UGC’s half-hearted attempt to teach research ethics

UGC compressed

Finally, UGC is set to introduce a course for PhD students on research and publication ethics. Ironically, the course will not be teaching even the basics of preparing images for publication. India has the highest probability of containing problematic images in published papers.

After years of ignoring the elephant in the room, the University Grants Commission (UGC) has finally made it compulsory for all PhD scholars to take up a course on research and publication ethics as part of the pre-registration course work. It will be effective from the forthcoming academic session.

The course carries two credits and entails 30 teaching hours.
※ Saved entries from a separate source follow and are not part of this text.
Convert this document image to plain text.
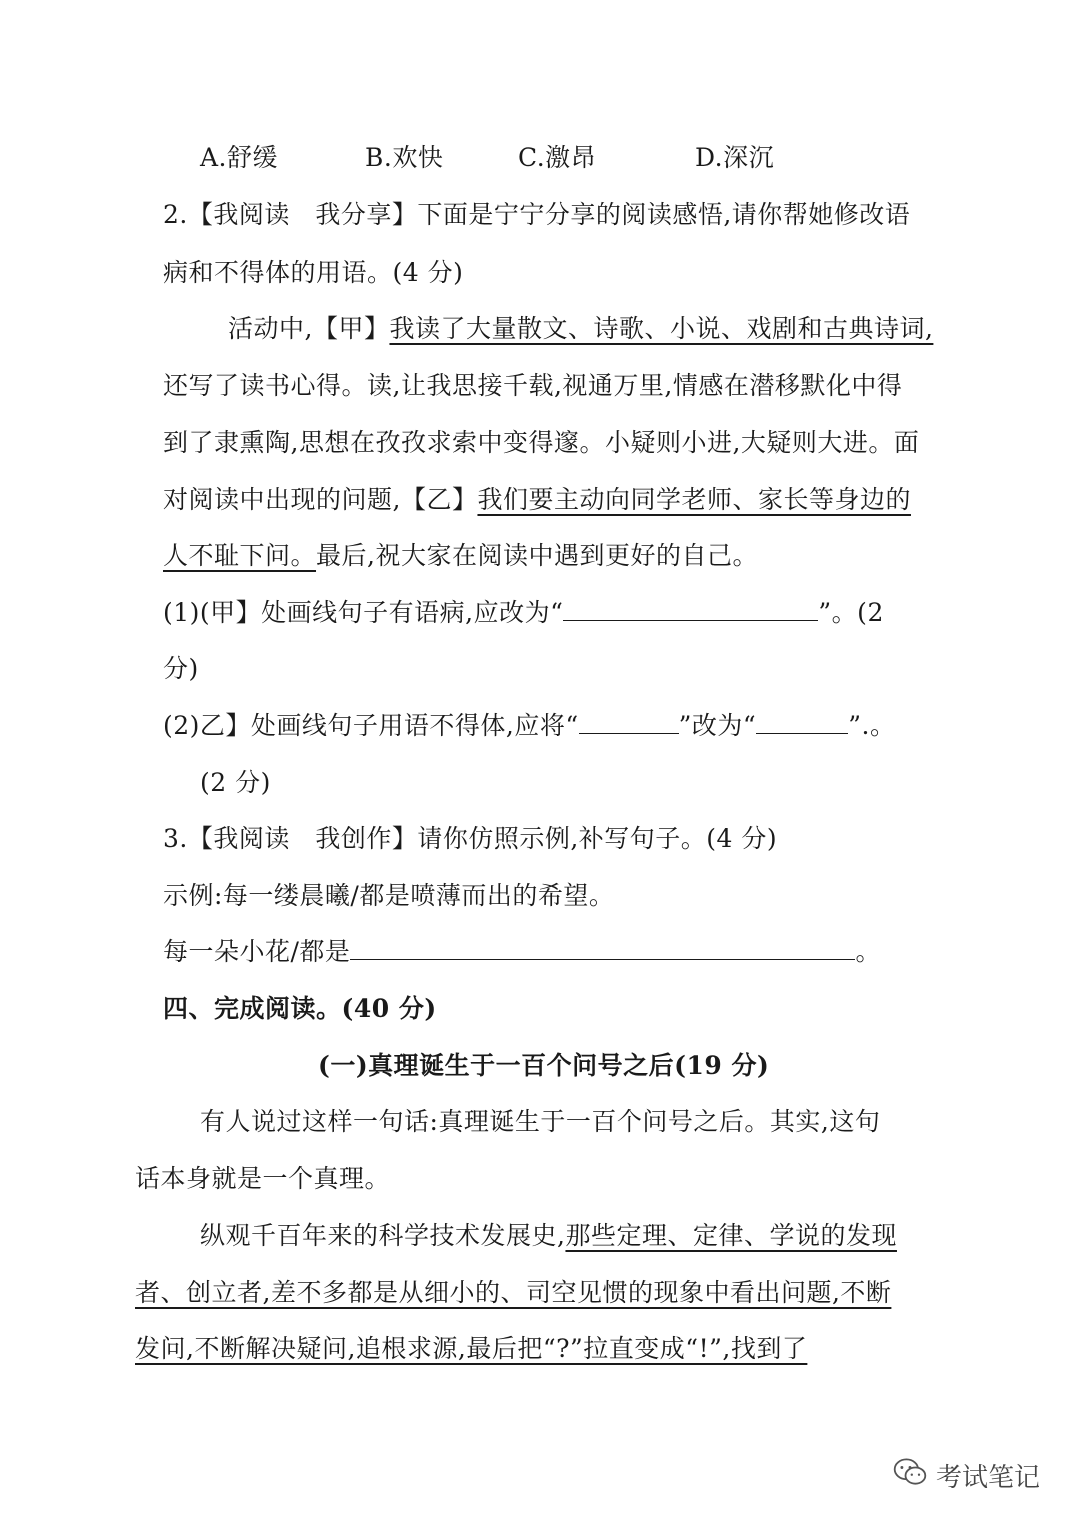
A.舒缓	B.欢快	C.激昂	D.深沉
2.【我阅读　我分享】下面是宁宁分享的阅读感悟,请你帮她修改语
病和不得体的用语。(4 分)
活动中,【甲】我读了大量散文、诗歌、小说、戏剧和古典诗词,
还写了读书心得。读,让我思接千载,视通万里,情感在潜移默化中得
到了隶熏陶,思想在孜孜求索中变得邃。小疑则小进,大疑则大进。面
对阅读中出现的问题,【乙】我们要主动向同学老师、家长等身边的
人不耻下问。最后,祝大家在阅读中遇到更好的自己。
(1)(甲】处画线句子有语病,应改为“	”。(2
分)
(2)乙】处画线句子用语不得体,应将“	”改为“	”.。
(2 分)
3.【我阅读　我创作】请你仿照示例,补写句子。(4 分)
示例:每一缕晨曦/都是喷薄而出的希望。
每一朵小花/都是	。
四、完成阅读。(40 分)
(一)真理诞生于一百个问号之后(19 分)
有人说过这样一句话:真理诞生于一百个问号之后。其实,这句
话本身就是一个真理。
纵观千百年来的科学技术发展史,那些定理、定律、学说的发现
者、创立者,差不多都是从细小的、司空见惯的现象中看出问题,不断
发问,不断解决疑问,追根求源,最后把“?”拉直变成“!”,找到了
考试笔记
The course covers several aspects of research conduct, publication ethics and misconduct, open access publishing and databases, and research metrics. But on closer scrutiny, it becomes abundantly clear that the course will not do justice. The course will at best create “awareness about publication ethics and misconduct” but not equip them to steer clear of unethical research practices.

For instance, the topic on scientific conduct deals with a range of vital issues that research students might face during the course of research. This includes plagiarism, falsification and fabrication, misrepresentation of data, selective reporting, duplicate publication, and segregation of data and publishing as multiple papers. Ironically, these important issues will be covered in just five hours.
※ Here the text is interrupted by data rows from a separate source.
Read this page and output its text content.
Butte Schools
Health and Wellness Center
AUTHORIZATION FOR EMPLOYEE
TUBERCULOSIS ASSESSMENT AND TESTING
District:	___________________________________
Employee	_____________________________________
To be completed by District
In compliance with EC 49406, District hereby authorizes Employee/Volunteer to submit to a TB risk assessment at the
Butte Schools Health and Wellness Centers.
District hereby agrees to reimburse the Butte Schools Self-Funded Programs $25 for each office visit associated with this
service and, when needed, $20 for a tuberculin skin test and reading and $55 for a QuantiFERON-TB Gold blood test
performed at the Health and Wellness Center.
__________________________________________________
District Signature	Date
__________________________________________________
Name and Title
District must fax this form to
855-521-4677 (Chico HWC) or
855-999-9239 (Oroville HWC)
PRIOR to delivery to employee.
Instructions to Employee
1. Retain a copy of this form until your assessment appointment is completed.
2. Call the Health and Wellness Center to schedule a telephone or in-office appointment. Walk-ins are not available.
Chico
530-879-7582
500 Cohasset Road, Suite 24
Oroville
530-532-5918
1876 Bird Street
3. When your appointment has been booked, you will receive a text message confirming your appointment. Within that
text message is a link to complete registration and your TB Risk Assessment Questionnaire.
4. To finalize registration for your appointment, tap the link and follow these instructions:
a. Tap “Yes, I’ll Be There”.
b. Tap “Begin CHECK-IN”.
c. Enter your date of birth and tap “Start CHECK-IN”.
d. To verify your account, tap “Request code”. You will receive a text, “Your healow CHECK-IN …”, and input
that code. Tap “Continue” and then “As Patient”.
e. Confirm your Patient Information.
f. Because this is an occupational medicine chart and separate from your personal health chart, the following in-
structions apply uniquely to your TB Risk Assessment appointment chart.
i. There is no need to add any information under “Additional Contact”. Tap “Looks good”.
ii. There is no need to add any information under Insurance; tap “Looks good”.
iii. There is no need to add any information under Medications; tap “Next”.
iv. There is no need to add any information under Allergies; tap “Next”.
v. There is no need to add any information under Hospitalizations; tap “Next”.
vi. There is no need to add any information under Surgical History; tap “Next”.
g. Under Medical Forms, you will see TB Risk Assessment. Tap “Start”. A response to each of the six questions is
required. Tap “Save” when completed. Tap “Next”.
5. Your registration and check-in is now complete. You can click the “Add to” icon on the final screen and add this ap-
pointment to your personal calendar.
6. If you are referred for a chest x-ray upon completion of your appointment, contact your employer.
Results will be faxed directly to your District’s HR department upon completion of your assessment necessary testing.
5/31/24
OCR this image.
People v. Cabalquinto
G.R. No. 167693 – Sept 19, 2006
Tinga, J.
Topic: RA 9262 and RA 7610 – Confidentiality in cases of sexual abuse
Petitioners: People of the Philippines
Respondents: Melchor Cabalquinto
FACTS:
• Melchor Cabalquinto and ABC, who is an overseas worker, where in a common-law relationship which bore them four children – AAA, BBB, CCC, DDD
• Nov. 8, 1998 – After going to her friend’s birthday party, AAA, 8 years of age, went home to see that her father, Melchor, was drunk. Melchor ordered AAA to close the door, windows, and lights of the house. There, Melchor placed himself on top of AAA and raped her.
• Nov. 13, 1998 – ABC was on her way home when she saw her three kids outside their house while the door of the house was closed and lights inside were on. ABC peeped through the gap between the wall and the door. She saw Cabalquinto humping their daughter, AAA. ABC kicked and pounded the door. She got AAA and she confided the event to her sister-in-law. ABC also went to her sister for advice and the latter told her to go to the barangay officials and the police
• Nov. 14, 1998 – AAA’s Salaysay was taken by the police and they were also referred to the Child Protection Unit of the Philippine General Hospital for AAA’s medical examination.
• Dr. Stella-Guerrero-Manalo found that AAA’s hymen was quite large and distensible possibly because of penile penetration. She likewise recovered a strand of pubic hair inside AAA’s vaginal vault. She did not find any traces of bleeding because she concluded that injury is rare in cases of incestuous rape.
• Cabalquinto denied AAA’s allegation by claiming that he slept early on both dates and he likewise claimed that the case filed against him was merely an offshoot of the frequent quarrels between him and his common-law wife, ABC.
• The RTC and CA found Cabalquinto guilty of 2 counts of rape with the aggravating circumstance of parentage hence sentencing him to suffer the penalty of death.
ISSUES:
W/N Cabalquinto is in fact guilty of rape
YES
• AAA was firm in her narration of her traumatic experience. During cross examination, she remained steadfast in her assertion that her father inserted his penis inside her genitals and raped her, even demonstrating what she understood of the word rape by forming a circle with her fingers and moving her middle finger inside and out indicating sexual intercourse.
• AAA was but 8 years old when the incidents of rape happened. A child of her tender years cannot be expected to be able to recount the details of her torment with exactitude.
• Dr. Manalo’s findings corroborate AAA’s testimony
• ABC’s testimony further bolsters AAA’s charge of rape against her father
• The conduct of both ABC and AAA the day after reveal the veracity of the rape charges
Wholesale and substantial copying of text from previously published papers and even paraphrasing without due citation are quite common in papers published from India, particularly from State universities. But the introduction of plagiarism-checking software in most Indian universities and compulsory checking for plagiarism prior to paper publication by most journals has largely addressed the problem.

Image duplication, manipulation ignored

While the course does cover data falsification and fabrication, there is not a single mention of teaching the young researchers with the basics of preparing images for publication. While certain changes to images are indeed acceptable, hundreds of papers are being corrected or retracted each year for image duplication and manipulation. Unlike plagiarism, journals have woken up to inappropriately altered images and outright manipulation only since the early 2000s.
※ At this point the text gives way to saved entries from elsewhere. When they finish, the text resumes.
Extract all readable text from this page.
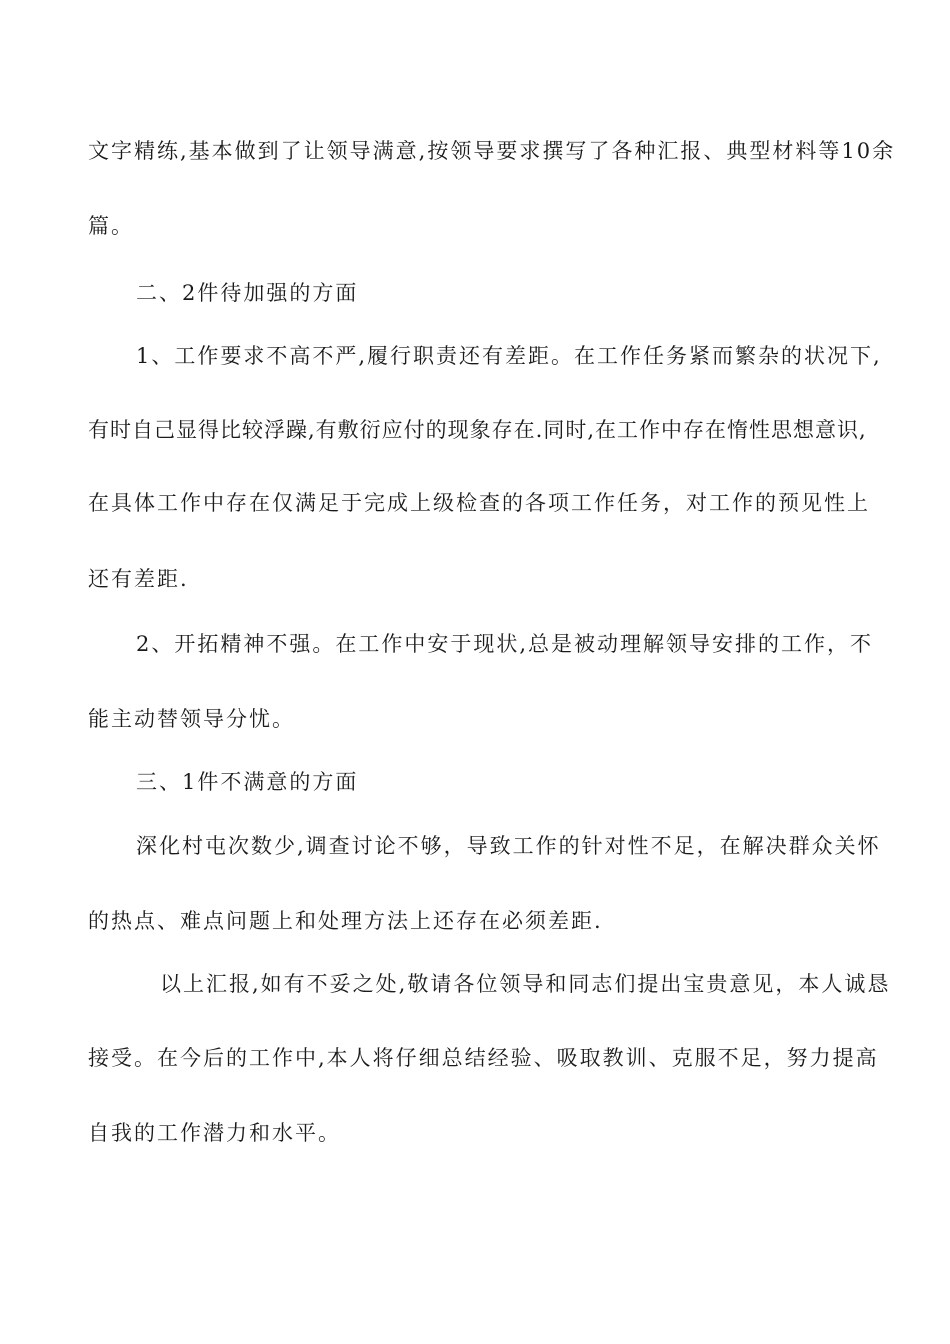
文字精练,基本做到了让领导满意,按领导要求撰写了各种汇报、典型材料等10余
篇。
二、2件待加强的方面
1、工作要求不高不严,履行职责还有差距。在工作任务紧而繁杂的状况下,
有时自己显得比较浮躁,有敷衍应付的现象存在.同时,在工作中存在惰性思想意识,
在具体工作中存在仅满足于完成上级检查的各项工作任务，对工作的预见性上
还有差距.
2、开拓精神不强。在工作中安于现状,总是被动理解领导安排的工作，不
能主动替领导分忧。
三、1件不满意的方面
深化村屯次数少,调查讨论不够，导致工作的针对性不足，在解决群众关怀
的热点、难点问题上和处理方法上还存在必须差距.
以上汇报,如有不妥之处,敬请各位领导和同志们提出宝贵意见，本人诚恳
接受。在今后的工作中,本人将仔细总结经验、吸取教训、克服不足，努力提高
自我的工作潜力和水平。
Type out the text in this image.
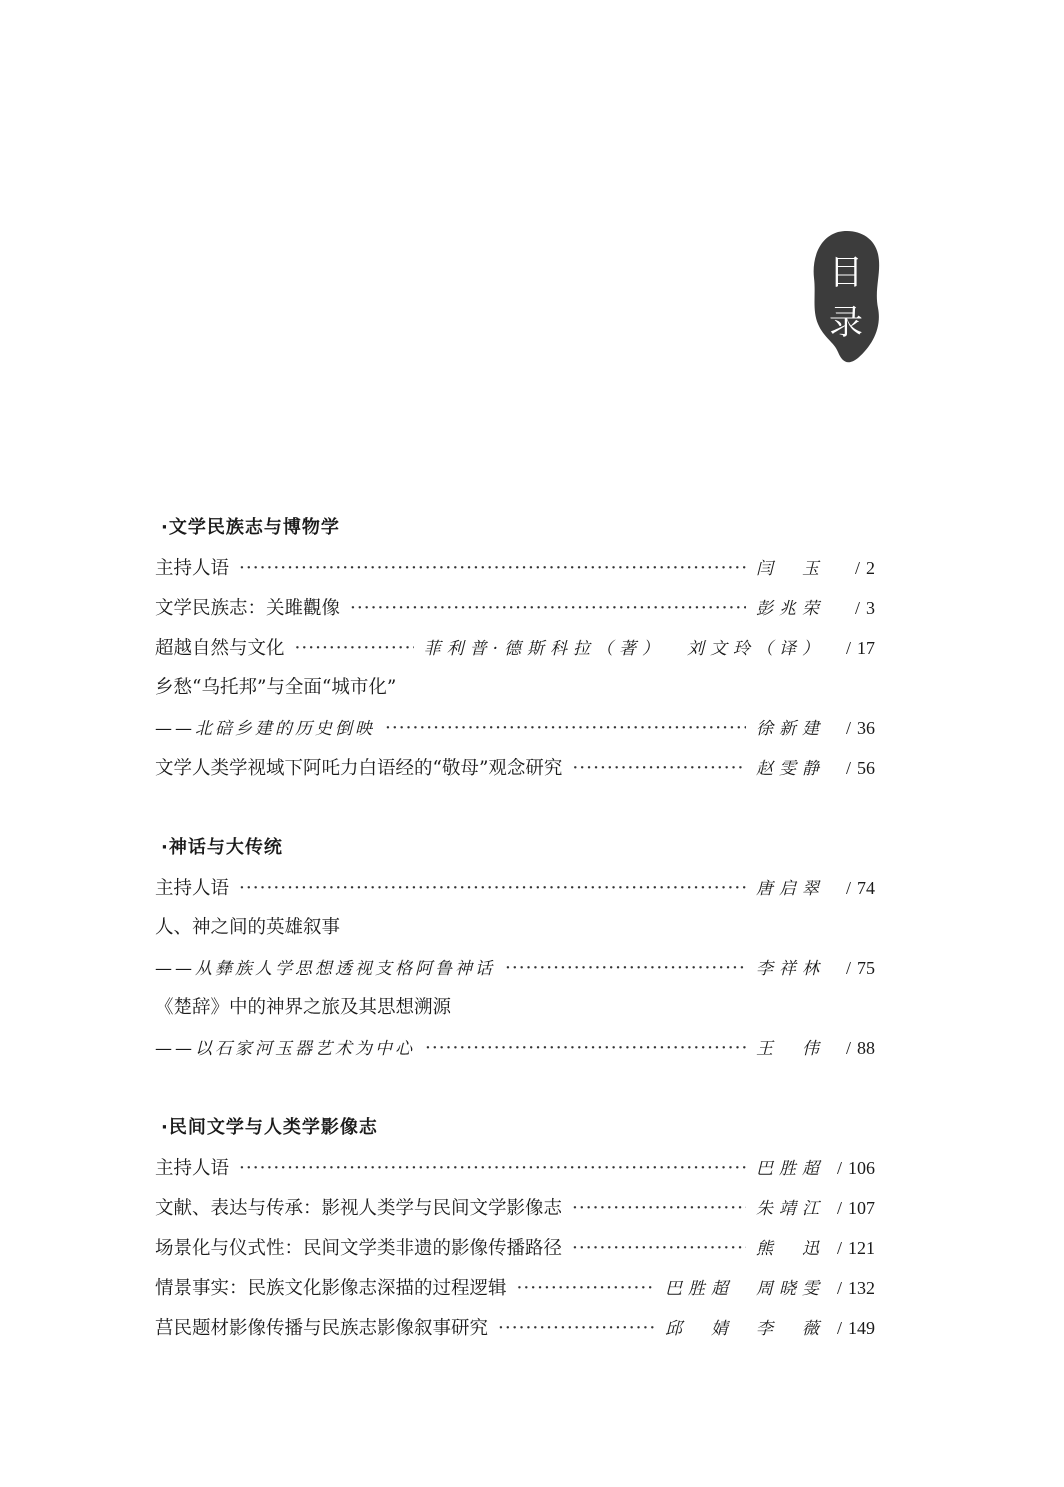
目
录
·文学民族志与博物学
主持人语 ·····	闫　玉	/ 2
文学民族志：关雎觀像 ·····	彭兆荣	/ 3
超越自然与文化 ·····	菲利普·德斯科拉（著） 刘文玲（译）	/ 17
乡愁“乌托邦”与全面“城市化”
——北碚乡建的历史倒映 ·····	徐新建	/ 36
文学人类学视域下阿吒力白语经的“敬母”观念研究 ·····	赵雯静	/ 56
·神话与大传统
主持人语 ·····	唐启翠	/ 74
人、神之间的英雄叙事
——从彝族人学思想透视支格阿鲁神话 ·····	李祥林	/ 75
《楚辞》中的神界之旅及其思想溯源
——以石家河玉器艺术为中心 ·····	王　伟	/ 88
·民间文学与人类学影像志
主持人语 ·····	巴胜超 / 106
文献、表达与传承：影视人类学与民间文学影像志 ·····	朱靖江 / 107
场景化与仪式性：民间文学类非遗的影像传播路径 ·····	熊　迅 / 121
情景事实：民族文化影像志深描的过程逻辑 ·····	巴胜超 周晓雯 / 132
莒民题材影像传播与民族志影像叙事研究 ·····	邱　婧 李　薇 / 149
As Dr. Elisabeth M. Bik and others had noted in a June 2016 paper in the journal mBio, the instances of “inappropriately duplicated images” suddenly peaked in 2003 and has been about 4-5% since then. The over 8,100 papers screened from just one journal (PLOS ONE) for a 16-month period from 2013 to 2014 revealed that papers published from India had 1.93-fold higher probability of containing “problematic images”, the highest in the world; in comparison, China had 1.89-fold while the U.S. had 0.60-fold higher probability.

PubPeer proof

Unlike in the case of data falsification and fabrication, duplication and manipulation of images is relatively easy to identify post-publication. That PubPeer, a website that allows independent scientists to publish post-publication review of scientific papers, is flooded with reviews of papers with questionable images is proof that the scientific community has become alert to a malice that has so far been largely overlooked.

Magnitude of the problem

In India, dozens of papers with questionable images have been published by researchers from a few Council of Scientific and Industrial Research (CSIR) labs, and reputed institutions such as the Indian Institute of Technology (IIT) Dhanbad, Indian Institute of Science, and Bose Institute. It is far worse in the case of State universities. Recently, Dr. Bik had identified problematic images and plagiarised text in over 200 papers from Annamalai University in Tamil Nadu. Several papers from Periyar University in Tamil Nadu and Banaras Hindu University too can be found on PubPeer.

Magnitude of the problem with papers published from India can be judged can scanning the largest database of retracted papers maintained by Retraction Watch blog. The searchable database reveals that of the about 1,050 papers from India retracted since 1970s, 330 have been for plagiarism and nearly 200 for image duplication and/or manipulation. There is no ballpark figure for papers corrected for problematic images.

According to an article in Science, though the U.S. and China have the most number of journal papers retracted, India has a higher rate of retractions per 10,000 papers published — 7.5 per 10,000 papers in the case of India vis-à-vis 5 per 10,000 papers for China.

Therefore, if UGC is serious about teaching research and publication ethics, it should make scientific conduct and publication ethics into two separate courses with sufficient teaching hours or devote more time to teach research ethics and necessarily include image preparation as part of the course.